Islamic finance has always elaborated innovative solutions to be inserted in a context created for conventional finance, proposing contracts and structures that have an alternative remuneration of capital with respect to the use of interest.
Encompassed among those solutions are the participating instruments, which are characterized by the fact that the invested capital assumes the form of joint participation to profits and losses (PLS instruments), which derive from the entrepreneurial or financial activity underlying the financing transaction.
In the light of the aforementioned aspect, Nctm, with the aim of spreading Shariah compliant debt instruments for the first time on a large scale in the Italian market, started cooperating in 2016 with Shariah Review Bureau in order to structure Italian Islamic minibonds based on so-called Italian law profit participating minibonds, which are characterized by remuneration related also to the profits generated by the issuer.
Contrary to what was initially believed, the profit-participating minibonds have not been considered per se compliant with Islamic finance principles due to the mandatory presence of an interest rate, even though low, and the fact that the return, even though on a participating basis, derives from a financial instrument giving certainty of the reimbursement of the capital.
Therefore, one has to work on other instruments provided by the Italian legal framework that could replicate the structure of the profit-participating minibonds, or a debt instrument with a participating return compliant with Shariah principles.
Such a result, and the related certification, has been achieved by using a scheme that links an association in participation agreement with a zero coupon bond. In particular, assuming a total investment of a given size in the instrument, a large part of it would be used to subscribe at par a bond that has as such no return, and the remaining residual amount would be contributed into the issuer’s business on the basis of an association in participation agreement, with the determination of a percentage of participation to the profits that is related to the whole invested amount.

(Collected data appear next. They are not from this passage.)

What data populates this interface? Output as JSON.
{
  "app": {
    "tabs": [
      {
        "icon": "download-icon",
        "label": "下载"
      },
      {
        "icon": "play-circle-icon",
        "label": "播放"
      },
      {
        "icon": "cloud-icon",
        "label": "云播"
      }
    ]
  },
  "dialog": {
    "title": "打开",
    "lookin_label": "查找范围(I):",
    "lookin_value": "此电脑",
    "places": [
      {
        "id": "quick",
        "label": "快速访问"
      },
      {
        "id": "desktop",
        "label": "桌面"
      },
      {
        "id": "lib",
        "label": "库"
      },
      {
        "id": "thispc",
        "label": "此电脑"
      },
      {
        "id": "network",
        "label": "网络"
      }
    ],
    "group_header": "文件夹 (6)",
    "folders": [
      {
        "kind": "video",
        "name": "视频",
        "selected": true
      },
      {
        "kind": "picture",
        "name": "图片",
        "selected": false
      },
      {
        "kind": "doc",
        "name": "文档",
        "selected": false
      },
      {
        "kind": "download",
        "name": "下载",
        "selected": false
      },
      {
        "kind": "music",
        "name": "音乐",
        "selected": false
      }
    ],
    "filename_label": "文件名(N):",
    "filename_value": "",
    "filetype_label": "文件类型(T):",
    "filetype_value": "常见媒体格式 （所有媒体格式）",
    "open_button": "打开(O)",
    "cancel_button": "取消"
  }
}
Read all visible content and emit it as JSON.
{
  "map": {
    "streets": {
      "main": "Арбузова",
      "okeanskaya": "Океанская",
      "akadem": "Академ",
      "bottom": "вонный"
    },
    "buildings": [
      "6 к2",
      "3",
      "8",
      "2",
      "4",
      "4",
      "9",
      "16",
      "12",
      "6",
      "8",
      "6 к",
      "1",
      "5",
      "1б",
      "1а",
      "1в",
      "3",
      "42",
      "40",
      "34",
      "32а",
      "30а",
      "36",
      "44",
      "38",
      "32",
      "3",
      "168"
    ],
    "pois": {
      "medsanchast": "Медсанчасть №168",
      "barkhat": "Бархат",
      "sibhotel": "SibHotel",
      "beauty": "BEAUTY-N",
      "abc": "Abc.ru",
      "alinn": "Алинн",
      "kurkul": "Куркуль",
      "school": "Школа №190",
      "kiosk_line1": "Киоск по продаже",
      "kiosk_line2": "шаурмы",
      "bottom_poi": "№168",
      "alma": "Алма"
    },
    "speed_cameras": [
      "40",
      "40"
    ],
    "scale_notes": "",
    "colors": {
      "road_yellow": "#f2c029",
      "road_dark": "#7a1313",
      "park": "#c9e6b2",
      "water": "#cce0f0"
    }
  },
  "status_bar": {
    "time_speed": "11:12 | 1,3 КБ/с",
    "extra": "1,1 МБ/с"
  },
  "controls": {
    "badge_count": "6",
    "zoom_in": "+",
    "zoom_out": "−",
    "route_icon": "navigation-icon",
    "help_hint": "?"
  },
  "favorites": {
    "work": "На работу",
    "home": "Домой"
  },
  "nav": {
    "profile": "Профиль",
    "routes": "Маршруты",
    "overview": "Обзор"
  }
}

From the perspective of the bondholder, therefore, there is no repayment risk of the principal in the bond (except in the case of a default), while there is a risk that the amount invested in the association in participation agreement could be eroded by the losses of the issuer and not repaid. However, such a risk would be remunerated with a return related to the overall investment. From the perspective of the issuer, the advantage is represented by the fact that the instrument is at a variable cost which has to be paid only in case of, and in proportion to, profits.